Open ports for yunohost

Hello, I am trying to setup a yunohost server, but have no idea how to properly open the required ports as requested bellow:

  • Web: 80 (HTTP), 443 (HTTPS)
  • SSH: 22
  • XMPP: 5222 (clients), 5269 (servers)
  • Email: 25, 587 (SMTP), 993 (IMAP)

What's the easiest way to do it? Can it be done using the luci interface?


Network/Firewall and Port Forwards of this server is running on another host, or Traffic Rules if it will run on OpenWrt. Just make sure which ports need to be opened inbound, because outbound everything is allowed.

1 Like

Also keep in mind that many ISPs block port 25 due to email spam abuse, and your ISP may or may not block other ports.

You will also need a true public IP address on your OpenWrt WAN if you are accepting inbound connections. If you have an address in the RFC1918 or CG-NAT ranges, you will not be able to achieve port forwarding.


Even if the ISP wouldn't filter port 25 and friends, the remote mail servers will reject mails from residential IP addresses anyways.


Is there a workaround for that? Maybe with a vpn?

You're looking for a workaround for port 25 rejections? Nope.. SMTP over port 25 (non-secured) was abused by spammers, especially when configured as an open-relay type mail server. Therefore, most mail servers these days outright reject it.

You'll need to use a mail server that uses a secure protocol (SSL/TLS) and ideally has a true fully qualified domain name (complete with reverse lookup).

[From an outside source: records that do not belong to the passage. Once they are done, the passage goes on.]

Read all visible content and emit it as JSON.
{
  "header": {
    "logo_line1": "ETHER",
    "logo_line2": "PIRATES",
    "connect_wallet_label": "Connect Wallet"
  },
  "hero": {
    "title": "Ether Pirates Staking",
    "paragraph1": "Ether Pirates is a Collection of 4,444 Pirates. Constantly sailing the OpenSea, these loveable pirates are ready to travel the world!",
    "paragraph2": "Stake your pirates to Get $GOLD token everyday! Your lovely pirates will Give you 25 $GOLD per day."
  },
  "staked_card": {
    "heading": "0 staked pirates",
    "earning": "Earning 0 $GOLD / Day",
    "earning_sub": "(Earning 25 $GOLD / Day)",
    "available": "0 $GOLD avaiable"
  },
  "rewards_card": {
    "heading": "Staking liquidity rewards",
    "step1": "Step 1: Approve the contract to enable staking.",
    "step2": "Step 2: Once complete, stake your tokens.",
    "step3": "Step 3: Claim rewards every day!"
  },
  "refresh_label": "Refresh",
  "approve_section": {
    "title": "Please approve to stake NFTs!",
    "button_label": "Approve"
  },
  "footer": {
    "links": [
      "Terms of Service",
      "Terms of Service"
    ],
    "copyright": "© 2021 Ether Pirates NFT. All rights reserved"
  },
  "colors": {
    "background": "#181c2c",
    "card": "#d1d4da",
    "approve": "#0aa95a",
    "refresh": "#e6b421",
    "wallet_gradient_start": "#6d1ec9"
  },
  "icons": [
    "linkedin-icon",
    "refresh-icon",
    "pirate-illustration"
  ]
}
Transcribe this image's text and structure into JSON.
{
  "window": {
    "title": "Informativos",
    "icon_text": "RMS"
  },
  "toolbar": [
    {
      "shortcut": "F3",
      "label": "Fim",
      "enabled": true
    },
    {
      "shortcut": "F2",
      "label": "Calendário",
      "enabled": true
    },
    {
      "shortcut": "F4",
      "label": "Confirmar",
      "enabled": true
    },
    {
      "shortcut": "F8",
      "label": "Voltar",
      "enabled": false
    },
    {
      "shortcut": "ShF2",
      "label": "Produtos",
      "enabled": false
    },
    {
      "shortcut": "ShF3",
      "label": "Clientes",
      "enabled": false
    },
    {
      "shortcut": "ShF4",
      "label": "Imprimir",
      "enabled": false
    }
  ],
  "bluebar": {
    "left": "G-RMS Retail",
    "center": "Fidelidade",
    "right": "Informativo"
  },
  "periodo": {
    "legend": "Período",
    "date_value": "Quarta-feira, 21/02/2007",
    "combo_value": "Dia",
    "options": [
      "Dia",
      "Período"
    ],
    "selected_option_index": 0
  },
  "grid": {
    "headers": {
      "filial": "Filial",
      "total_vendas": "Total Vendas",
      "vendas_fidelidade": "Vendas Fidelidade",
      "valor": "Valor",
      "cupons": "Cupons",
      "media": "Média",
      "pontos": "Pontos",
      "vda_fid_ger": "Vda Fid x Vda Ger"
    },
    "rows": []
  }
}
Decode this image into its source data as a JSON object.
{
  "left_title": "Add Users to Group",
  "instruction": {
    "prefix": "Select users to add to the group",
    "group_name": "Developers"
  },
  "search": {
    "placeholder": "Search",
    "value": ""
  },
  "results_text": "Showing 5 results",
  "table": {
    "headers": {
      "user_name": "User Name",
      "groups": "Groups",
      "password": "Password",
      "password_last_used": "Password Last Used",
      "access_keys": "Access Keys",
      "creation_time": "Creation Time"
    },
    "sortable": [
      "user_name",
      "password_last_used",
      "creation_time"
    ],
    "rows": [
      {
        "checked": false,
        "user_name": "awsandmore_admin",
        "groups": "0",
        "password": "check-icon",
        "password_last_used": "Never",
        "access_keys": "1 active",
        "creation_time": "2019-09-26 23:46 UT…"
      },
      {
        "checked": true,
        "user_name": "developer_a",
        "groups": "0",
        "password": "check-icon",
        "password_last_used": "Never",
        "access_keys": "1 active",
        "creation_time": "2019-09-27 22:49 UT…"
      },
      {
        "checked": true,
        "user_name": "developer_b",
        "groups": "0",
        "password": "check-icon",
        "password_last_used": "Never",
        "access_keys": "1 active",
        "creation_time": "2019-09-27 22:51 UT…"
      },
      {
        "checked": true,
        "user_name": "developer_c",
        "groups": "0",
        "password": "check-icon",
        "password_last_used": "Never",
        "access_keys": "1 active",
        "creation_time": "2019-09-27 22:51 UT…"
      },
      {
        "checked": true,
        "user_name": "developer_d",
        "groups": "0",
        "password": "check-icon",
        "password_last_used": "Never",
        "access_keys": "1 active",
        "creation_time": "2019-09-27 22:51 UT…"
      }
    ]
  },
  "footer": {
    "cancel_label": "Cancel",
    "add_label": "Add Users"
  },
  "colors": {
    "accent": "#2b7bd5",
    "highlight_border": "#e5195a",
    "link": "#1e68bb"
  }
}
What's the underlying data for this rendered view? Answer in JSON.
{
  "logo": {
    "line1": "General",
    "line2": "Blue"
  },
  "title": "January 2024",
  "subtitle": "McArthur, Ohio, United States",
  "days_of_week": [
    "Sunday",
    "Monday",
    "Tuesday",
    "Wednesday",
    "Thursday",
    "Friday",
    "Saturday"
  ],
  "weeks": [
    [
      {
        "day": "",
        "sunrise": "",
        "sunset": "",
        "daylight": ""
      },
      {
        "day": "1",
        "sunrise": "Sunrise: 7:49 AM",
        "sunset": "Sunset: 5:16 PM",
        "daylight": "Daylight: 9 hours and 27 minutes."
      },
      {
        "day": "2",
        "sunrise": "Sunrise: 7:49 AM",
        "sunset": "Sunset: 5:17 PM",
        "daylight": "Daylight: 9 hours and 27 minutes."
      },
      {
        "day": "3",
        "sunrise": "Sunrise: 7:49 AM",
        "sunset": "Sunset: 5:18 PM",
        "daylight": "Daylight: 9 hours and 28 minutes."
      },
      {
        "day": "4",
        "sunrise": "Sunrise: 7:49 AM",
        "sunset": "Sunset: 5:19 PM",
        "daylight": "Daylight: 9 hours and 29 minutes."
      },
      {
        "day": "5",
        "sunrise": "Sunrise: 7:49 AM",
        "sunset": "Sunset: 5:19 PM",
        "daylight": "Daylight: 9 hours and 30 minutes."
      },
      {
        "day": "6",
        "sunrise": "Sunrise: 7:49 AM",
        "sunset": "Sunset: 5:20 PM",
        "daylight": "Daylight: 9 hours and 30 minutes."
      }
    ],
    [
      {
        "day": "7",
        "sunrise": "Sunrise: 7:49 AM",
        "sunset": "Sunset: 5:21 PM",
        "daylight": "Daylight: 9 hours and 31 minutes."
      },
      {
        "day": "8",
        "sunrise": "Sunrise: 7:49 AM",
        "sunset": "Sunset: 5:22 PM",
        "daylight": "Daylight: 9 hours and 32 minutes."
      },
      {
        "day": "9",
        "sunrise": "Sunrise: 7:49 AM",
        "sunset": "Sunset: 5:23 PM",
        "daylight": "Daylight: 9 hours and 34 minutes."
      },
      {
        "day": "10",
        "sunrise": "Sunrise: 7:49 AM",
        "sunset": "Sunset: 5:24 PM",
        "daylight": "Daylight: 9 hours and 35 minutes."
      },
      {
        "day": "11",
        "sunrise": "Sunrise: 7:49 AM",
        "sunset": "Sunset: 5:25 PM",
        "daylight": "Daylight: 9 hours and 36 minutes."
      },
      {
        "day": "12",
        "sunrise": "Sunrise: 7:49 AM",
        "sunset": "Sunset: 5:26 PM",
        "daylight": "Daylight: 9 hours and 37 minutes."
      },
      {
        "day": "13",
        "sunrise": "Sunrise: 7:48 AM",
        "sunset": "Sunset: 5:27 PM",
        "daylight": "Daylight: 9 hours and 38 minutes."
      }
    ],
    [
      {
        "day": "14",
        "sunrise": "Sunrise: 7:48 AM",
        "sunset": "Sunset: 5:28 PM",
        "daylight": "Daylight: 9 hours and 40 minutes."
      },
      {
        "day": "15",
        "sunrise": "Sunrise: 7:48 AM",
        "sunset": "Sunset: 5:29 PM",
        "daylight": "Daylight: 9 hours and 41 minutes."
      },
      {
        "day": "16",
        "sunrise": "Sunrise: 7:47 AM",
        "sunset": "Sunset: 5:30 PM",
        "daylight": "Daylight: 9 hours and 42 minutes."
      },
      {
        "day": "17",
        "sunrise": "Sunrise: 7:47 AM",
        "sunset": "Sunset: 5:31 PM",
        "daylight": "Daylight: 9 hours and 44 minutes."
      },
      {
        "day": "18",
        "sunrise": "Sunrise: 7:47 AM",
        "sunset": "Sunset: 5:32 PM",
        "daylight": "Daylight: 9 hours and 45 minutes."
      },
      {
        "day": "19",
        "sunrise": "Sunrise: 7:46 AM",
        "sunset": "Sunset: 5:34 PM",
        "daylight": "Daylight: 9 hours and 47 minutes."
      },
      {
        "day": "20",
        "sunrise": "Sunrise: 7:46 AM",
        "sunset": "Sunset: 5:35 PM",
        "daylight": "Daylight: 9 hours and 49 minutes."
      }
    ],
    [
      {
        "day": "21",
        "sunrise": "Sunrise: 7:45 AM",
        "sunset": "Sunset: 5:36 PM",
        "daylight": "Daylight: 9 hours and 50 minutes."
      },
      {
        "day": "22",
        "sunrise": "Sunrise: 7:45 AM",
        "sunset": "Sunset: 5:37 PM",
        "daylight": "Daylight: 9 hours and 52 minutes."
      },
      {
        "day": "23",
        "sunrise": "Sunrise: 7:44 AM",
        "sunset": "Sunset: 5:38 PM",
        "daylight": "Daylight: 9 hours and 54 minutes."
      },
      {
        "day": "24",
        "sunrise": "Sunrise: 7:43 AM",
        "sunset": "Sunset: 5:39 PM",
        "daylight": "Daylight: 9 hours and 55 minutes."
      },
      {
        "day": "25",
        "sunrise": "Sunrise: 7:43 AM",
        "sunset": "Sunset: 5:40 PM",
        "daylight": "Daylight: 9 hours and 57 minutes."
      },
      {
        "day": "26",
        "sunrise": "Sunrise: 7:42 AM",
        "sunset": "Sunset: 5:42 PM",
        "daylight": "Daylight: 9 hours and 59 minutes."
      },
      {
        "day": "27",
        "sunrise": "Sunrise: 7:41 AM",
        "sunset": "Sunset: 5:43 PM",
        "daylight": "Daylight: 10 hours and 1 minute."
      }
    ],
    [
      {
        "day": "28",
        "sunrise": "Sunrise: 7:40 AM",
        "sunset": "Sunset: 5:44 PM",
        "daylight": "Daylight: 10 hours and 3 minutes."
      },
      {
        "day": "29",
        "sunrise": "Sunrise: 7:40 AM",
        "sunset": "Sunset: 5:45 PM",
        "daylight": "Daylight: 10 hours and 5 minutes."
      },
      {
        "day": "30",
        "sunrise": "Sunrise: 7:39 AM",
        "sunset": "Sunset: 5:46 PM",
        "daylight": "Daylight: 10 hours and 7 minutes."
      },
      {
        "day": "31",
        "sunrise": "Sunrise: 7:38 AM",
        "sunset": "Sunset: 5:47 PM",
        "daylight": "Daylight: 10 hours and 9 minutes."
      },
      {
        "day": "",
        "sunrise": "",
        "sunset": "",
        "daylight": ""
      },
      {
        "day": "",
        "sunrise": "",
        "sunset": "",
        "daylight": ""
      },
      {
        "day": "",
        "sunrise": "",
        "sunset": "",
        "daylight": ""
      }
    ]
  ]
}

My main goal is to move my company e-mail to a better solution than g suite or microsoft services. Ideally self hosting with my own server, yunohost seems the better solution I found, but I will not be doing it myself, I will hire an IT guy with experience on linux and debian, do you suggest something else?

1 Like

You most certainly don't want to be running a business email server over port 25.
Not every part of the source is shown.